# pretty in pink



## Mr.Hunt (May 1, 2012)

well im starting to get hooked on showin off my work here. here is another piece i recently turned. nothing like some good ole wormy box elder. love the way it finished, in person it looks like a glass bowl. had some problems with the grain raising in the middle after the first coat but i can handle that with as many problems as ive have with other bowls lately.:dash2:


----------



## DKMD (May 1, 2012)

Nicely done! That looks to be the best finish of the pieces you've shown… It's pretty tough to top a 'glass' finish!


----------



## Kevin (May 2, 2012)

Nice. I'm lovin' all the projects you're showing keep 'em coming Aaron.


----------



## TimR (May 2, 2012)

Hard not to like anything made with box elder... is the finish wipe on poly?


----------



## woodtickgreg (May 2, 2012)

Very nice piece, love box elder, only time I have had issues with the grain raising is with water based poly, a light sand with some 320 and its fixed! What kind of finish is it?


----------



## Mr.Hunt (May 2, 2012)

i used minwax poly that is oil based. ive been using hair or foam brushes to apply the poly, and ive had a hell of a time to keep it from running or leaving brush strokes when fixing a run. i believe that the grain raised a bit after it was turned and dried a little bit. i had already parted it and i dont have a chuck system so i have to finish the bottom and inside by hand the old fashined way. after about 5 or 6 coats this is how it finished. still learning and soon im going to mix it up a bit and try finishing with some linseed oil followed by some shellac.


----------



## woodtickgreg (May 3, 2012)

Mr.Hunt said:


> i used minwax poly that is oil based. ive been using hair or foam brushes to apply the poly, and ive had a hell of a time to keep it from running or leaving brush strokes when fixing a run. i believe that the grain raised a bit after it was turned and dried a little bit. i had already parted it and i dont have a chuck system so i have to finish the bottom and inside by hand the old fashined way. after about 5 or 6 coats this is how it finished. still learning and soon im going to mix it up a bit and try finishing with some linseed oil followed by some shellac.

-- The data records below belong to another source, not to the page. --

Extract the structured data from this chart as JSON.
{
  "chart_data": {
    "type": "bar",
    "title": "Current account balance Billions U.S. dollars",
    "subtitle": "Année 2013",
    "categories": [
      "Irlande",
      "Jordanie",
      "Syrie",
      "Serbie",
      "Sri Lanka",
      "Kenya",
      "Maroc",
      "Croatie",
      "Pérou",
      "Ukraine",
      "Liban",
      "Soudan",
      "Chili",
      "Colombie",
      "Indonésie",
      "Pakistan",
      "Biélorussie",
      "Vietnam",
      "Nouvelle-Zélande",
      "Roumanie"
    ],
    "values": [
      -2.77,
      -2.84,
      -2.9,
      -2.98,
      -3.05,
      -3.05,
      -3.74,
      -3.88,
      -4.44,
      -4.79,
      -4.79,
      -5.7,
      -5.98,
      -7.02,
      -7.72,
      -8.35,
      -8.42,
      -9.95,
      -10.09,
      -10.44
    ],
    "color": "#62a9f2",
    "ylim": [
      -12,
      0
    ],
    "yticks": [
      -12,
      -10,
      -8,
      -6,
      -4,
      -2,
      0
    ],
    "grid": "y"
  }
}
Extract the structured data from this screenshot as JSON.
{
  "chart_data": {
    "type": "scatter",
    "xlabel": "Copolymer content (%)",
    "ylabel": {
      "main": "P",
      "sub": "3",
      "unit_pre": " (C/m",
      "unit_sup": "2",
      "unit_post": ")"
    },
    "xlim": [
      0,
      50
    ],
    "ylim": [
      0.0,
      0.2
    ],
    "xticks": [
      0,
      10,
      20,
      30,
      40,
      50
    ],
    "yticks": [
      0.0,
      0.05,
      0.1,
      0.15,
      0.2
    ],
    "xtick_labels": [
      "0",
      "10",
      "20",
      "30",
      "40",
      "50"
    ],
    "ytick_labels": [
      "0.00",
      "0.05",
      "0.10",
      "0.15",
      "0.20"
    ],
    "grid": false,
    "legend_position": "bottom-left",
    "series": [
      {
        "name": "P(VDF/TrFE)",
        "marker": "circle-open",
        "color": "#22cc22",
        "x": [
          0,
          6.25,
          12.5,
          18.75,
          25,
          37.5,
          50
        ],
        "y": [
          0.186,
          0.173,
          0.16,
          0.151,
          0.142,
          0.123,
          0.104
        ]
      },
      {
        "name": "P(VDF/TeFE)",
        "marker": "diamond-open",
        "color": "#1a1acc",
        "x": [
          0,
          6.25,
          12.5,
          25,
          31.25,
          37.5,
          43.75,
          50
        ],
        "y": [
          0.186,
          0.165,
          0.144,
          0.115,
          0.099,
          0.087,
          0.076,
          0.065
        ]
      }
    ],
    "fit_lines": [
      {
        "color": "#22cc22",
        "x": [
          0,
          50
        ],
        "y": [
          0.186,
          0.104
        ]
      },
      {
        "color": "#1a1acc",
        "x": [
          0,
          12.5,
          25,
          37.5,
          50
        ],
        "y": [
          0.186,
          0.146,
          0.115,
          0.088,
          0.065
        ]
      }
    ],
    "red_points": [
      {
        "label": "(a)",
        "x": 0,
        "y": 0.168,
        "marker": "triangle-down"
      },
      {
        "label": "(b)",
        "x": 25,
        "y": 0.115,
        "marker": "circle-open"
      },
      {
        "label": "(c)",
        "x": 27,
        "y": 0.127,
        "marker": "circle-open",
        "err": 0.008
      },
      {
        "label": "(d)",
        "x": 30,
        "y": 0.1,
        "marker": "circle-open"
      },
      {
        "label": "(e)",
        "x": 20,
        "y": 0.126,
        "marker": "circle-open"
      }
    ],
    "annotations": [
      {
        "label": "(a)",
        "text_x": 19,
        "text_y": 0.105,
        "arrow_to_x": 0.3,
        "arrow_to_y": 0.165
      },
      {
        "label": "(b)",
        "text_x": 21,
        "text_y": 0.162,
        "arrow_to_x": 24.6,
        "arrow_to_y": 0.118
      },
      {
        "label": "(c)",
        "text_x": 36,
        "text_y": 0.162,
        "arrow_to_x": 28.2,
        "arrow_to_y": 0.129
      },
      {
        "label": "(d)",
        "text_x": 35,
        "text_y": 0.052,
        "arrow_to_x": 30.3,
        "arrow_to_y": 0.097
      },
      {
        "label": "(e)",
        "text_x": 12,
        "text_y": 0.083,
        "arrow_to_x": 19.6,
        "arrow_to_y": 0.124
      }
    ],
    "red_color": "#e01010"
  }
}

Try thinning the oil poly out a little with mineral spirits and applying the finish with a white cotton rag, it's easier to controll how the finish is applied and the film thickness can be controlled better, you'll have fewer runs, and you won't have to clean a brush. be shure to lay the rags out flat to dry and throw them out when completely dry, fire hazard! I like to use shellac as a sealer for the first 2 coats and then an oil based finish top coat, 3 or 4 coats sanded between coats with 320 grit. Finishing is an art in itself and their are many ways to do it. Experiment, learn, and have fun.


----------